Прошло два дня. Пообедав, Маньцянь распустила старую шерстяную рубашку, пропарила нитки и теперь сушила их, чтобы снова пустить в дело. Вдруг она услышала шаги Тяньцзяня. Она сразу поняла, что пришел он по ее душу — ведь он отлично знал, что в этот час Цайшу еще на службе. Это открытие лишило ее душевного равновесия, от былой раскованности не осталось следа. Она едва выдавила из себя фразу — мол, как это он нашел время навестить их, и совсем замолкла. Установившееся было между ними духовное родство исчезло, его нужно было вновь собирать по кусочкам. Тяньцзянь взглянул на разложенные на столе нити и усмехнулся:
— А я пришел вовремя — буду помогать перематывать шерсть!
Стараясь преодолеть свою непонятно откуда взявшуюся сдержанность, Маньцянь вдруг набралась смелости и сказала в тон:
— Совершенно верно! Я как раз думала, кого бы мне приспособить для перемотки. Цайшу такой неповоротливый, никак не может за мной поспеть. Ну-с, давайте вас попробуем! Да нет, у вас терпения не хватит… Или рискнем все-таки?
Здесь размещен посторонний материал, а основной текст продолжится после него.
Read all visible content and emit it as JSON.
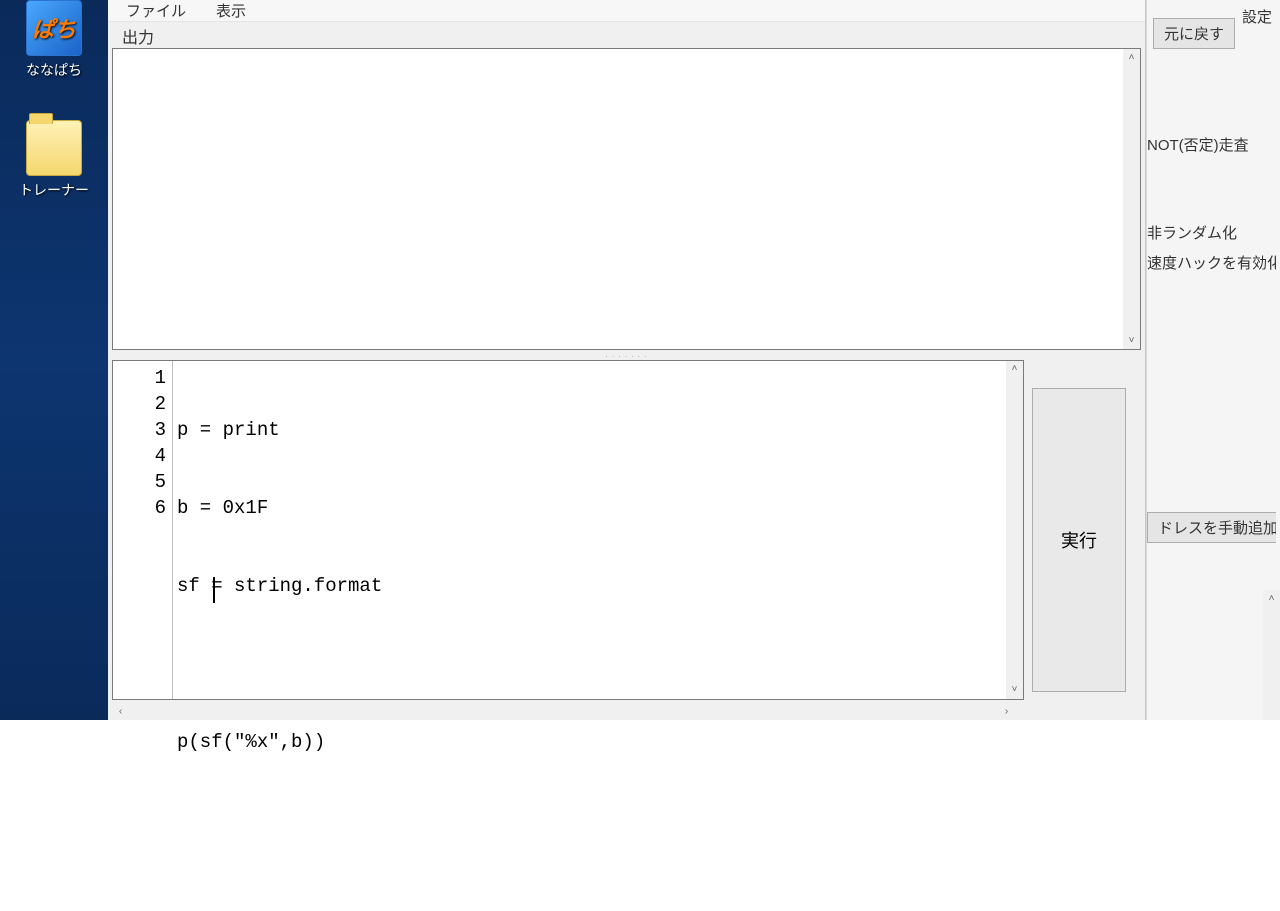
{
  "desktop": {
    "icons": [
      {
        "glyph_text": "ぱち",
        "label": "ななぱち"
      },
      {
        "label": "トレーナー"
      }
    ]
  },
  "editor": {
    "menu": {
      "file": "ファイル",
      "view": "表示"
    },
    "output_label": "出力",
    "code_lines": [
      "p = print",
      "b = 0x1F",
      "sf = string.format",
      "",
      "p(sf(\"%x\",b))",
      ""
    ],
    "exec_label": "実行",
    "splitter_dots": ". . . . . . ."
  },
  "bg": {
    "settings": "設定",
    "undo_btn": "元に戻す",
    "not_scan": "NOT(否定)走査",
    "nonrandom": "非ランダム化",
    "speedhack": "速度ハックを有効化",
    "addr_btn": "ドレスを手動追加"
  },
  "glyphs": {
    "up": "˄",
    "down": "˅",
    "left": "‹",
    "right": "›"
  }
}
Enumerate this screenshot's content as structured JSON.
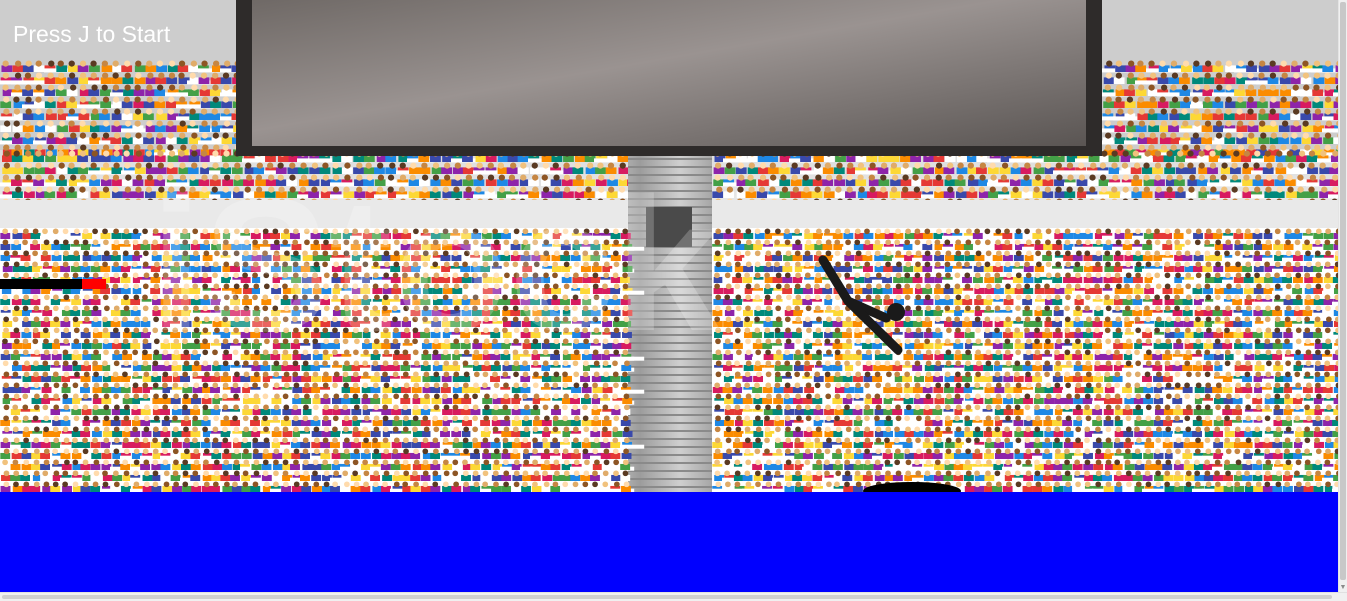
{
  "hud": {
    "start_prompt": "Press J to Start"
  },
  "power_meter": {
    "level_fraction": 0.23,
    "track_color": "#000000",
    "fill_color": "#ff0000"
  },
  "scene": {
    "pool_color": "#0000ff",
    "background": "stadium-crowd",
    "diver": "stick-figure-diver",
    "landing_target": "black-ellipse-target"
  },
  "watermark": {
    "text": "iStock"
  }
}
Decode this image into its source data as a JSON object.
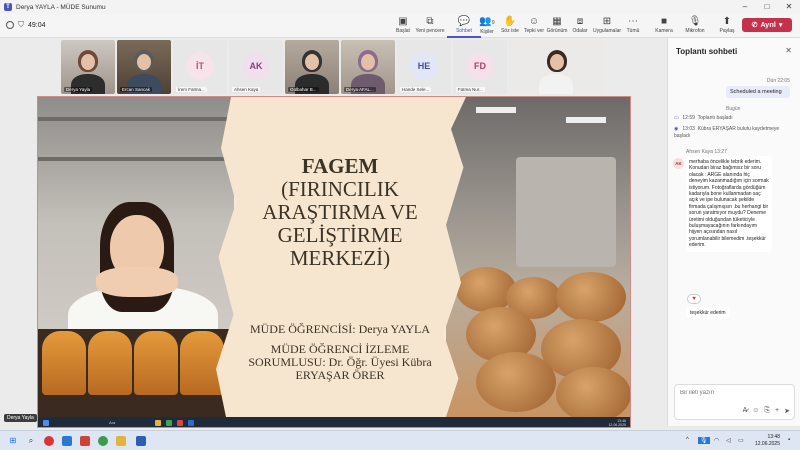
{
  "window": {
    "title": "Derya YAYLA - MÜDE Sunumu"
  },
  "toolbar": {
    "timer": "49:04",
    "items": [
      {
        "label": "Başlat",
        "icon": "start-icon"
      },
      {
        "label": "Yeni pencere",
        "icon": "new-window-icon"
      },
      {
        "label": "Sohbet",
        "icon": "chat-icon"
      },
      {
        "label": "Kişiler",
        "icon": "people-icon",
        "count": "9"
      },
      {
        "label": "Söz iste",
        "icon": "raise-hand-icon"
      },
      {
        "label": "Tepki ver",
        "icon": "react-icon"
      },
      {
        "label": "Görünüm",
        "icon": "view-icon"
      },
      {
        "label": "Odalar",
        "icon": "rooms-icon"
      },
      {
        "label": "Uygulamalar",
        "icon": "apps-icon"
      },
      {
        "label": "Tümü",
        "icon": "more-icon"
      },
      {
        "label": "Kamera",
        "icon": "camera-icon"
      },
      {
        "label": "Mikrofon",
        "icon": "mic-icon"
      },
      {
        "label": "Paylaş",
        "icon": "share-icon"
      }
    ],
    "leave_label": "Ayrıl"
  },
  "participants": [
    {
      "name": "Derya Yayla",
      "type": "photo"
    },
    {
      "name": "Ercan Sancak",
      "type": "photo"
    },
    {
      "name": "İrem Fatma...",
      "initials": "İT",
      "type": "initials",
      "color": "#f7e4ea",
      "text": "#c0506a"
    },
    {
      "name": "Ahsen Kaya",
      "initials": "AK",
      "type": "initials",
      "color": "#f0e0ee",
      "text": "#8a3d7d"
    },
    {
      "name": "Gülbahar B...",
      "type": "photo"
    },
    {
      "name": "Derya AFAL...",
      "type": "photo"
    },
    {
      "name": "Hande Sele...",
      "initials": "HE",
      "type": "initials",
      "color": "#e2e6f6",
      "text": "#3f51a3"
    },
    {
      "name": "Fatma Nur...",
      "initials": "FD",
      "type": "initials",
      "color": "#f6e0ea",
      "text": "#b0406a"
    },
    {
      "name": "",
      "type": "photo-big"
    }
  ],
  "slide": {
    "title_1": "FAGEM",
    "title_2": "(FIRINCILIK",
    "title_3": "ARAŞTIRMA VE",
    "title_4": "GELİŞTİRME",
    "title_5": "MERKEZİ)",
    "student": "MÜDE ÖĞRENCİSİ: Derya YAYLA",
    "resp_1": "MÜDE ÖĞRENCİ İZLEME",
    "resp_2": "SORUMLUSU: Dr. Öğr. Üyesi Kübra",
    "resp_3": "ERYAŞAR ÖRER"
  },
  "inner_taskbar": {
    "search": "Ara",
    "time": "13:46",
    "date": "12.06.2025"
  },
  "presenter_badge": "Derya Yayla",
  "chat": {
    "header": "Toplantı sohbeti",
    "msg_me_meta": "Dün 22:05",
    "msg_me": "Scheduled a meeting",
    "day": "Bugün",
    "events": [
      {
        "time": "12:59",
        "text": "Toplantı başladı"
      },
      {
        "time": "13:03",
        "text": "Kübra ERYAŞAR bulutu kaydetmeye başladı"
      }
    ],
    "sender_meta": "Ahsen Kaya 13:27",
    "sender_initials": "AK",
    "message": "merhaba öncelikle tebrik ederim. Konudan biraz bağımsız bir soru olacak : ARGE alanında hiç deneyim kazanmadığım için sormak istiyorum. Fotoğraflarda gördüğüm kadarıyla bone kullanmadan saç açık ve ipe bulunacak şekilde firmada çalışmışsın .bu herhangi bir sorun yaratmıyor muydu? Deneme üretimi olduğundan tüketiciyle buluşmayacağının farkındayım hijyen açısından nasıl yorumlanabilir bilemedim .teşekkür ederim.",
    "reaction": "♥",
    "message_2": "teşekkür ederim",
    "input_placeholder": "Bir ileti yazın"
  },
  "taskbar": {
    "time": "13:48",
    "date": "12.06.2025"
  }
}
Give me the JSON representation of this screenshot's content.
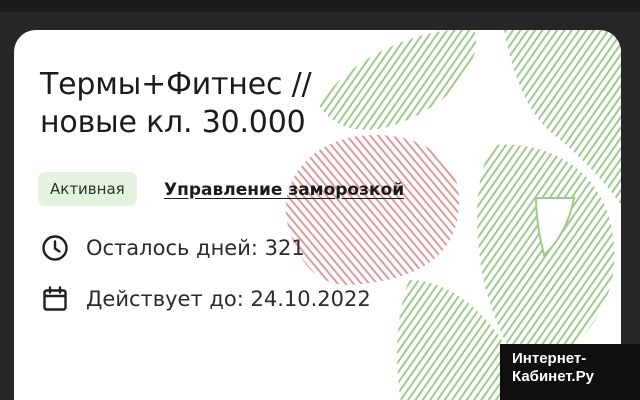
{
  "card": {
    "title_line1": "Термы+Фитнес //",
    "title_line2": "новые кл. 30.000",
    "status_badge": "Активная",
    "freeze_link": "Управление заморозкой",
    "days_left": "Осталось дней: 321",
    "valid_until": "Действует до: 24.10.2022"
  },
  "icons": {
    "days": "clock-icon",
    "until": "calendar-icon"
  },
  "watermark": {
    "line1": "Интернет-",
    "line2": "Кабинет.Ру"
  },
  "colors": {
    "badge_bg": "#e4f3df",
    "art_green": "#8cc47a",
    "art_red": "#d9868a",
    "text": "#1b1b1b"
  }
}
Ничего не ответив, Тяньцзянь взял один из мотков шерсти и растянул его обеими руками, а хозяйка круговыми движениями начала сматывать нитки в клубок. Непрерывное извивающееся течение нити стало как бы связующим звеном между ними, оно избавляло от трудных поисков темы для разговора. Смотав таким образом несколько клубков, Маньцянь решила дать гостю отдохнуть, но тот отказался и поднялся из-за стола, лишь когда работа была закончена. Руки поработали достаточно, пошутил он, да и терпением хозяйки он злоупотребил, так что придется уходить, не дождавшись Цайшу. Маньцянь стала вполне искренне просить у него прощения — мол, воспользовалась даровым трудом, теперь он будет остерегаться заглядывать в их дом. Тяньцзянь только усмехнулся.
С той поры он появлялся каждые три-четыре дня. Маньцянь заметила, что это всегда происходило в будни, если не считать того воскресенья, когда Тяньцзянь пригласил их обоих в ресторан. И время прихода он рассчитывал так, чтобы Цайшу еще был на работе. Сомнений не оставалось — Тяньцзяню нравилось бывать в обществе жены кузена, и это рождало в ней чувство удовлетворения собой. В ее серой и монотонной жизни появились какие-то краски, возникло легкое волнение. Внимание Тяньцзяня возрождало в ней уверенность в себе, доказывало, что она не безнадежно постарела, что жизнь еще не уничтожила в ней способность волновать мужчин.
Нет лучшего способа доказать женщине ее привлекательность, чем влюбиться в нее. Но если молоденькая незамужняя женщина рассматривает это как само собой разумеющееся признание ее достоинств, то для семейной или близящейся к зрелому возрасту в этом факте есть нечто утешительное, какое-то даже проявление почтительности. Самая разборчивая в выборе поклонников девушка с годами, когда на ее чувства уже падает отсвет вечерней зари, часто становится терпимой и покладистой — мужчина, которого она ни за что не выбрала бы себе в мужья, вполне может надеяться стать ее любовником.
В жизни Маньцянь уже наступил период, когда ей потребовались такие утешения, когда она готова была поверить в подобную почтительность. Она полагала, что между ней и Тяньцзянем не может возникнуть романа, и, уж во всяком случае, она не способна влюбиться в него. Будущее ее не волновало: у нее был муж — самая надежная гарантия ее спокойствия и наилучшая защита против Тяньцзяня. В начавшейся дружбе с Тяньцзянем ее замужество было той естественной чертой, которую ни она, ни он не могли перейти. В душе она соглашалась с тем, что Тяньцзянь вызывает симпатию, — если бы она осмелилась быть более искренней сама с собой, следовало бы сказать: «способен внушить любовь», — и не удивительно, что Цайшу упоминал об его успехе у женщин. Мысль о подружках Тяньцзяня вдруг вызвала у Маньцянь раздражение. Может быть, он и ее относит к числу «подружек»? Нет, такого рода подругой она никогда не будет, да и он не должен, не может смотреть на нее такими глазами. Она не из тех, кого можно расположить к себе застольями да развлечениями. Его частые визиты как раз подтверждают, что его удовлетворяет такая спокойная форма общения.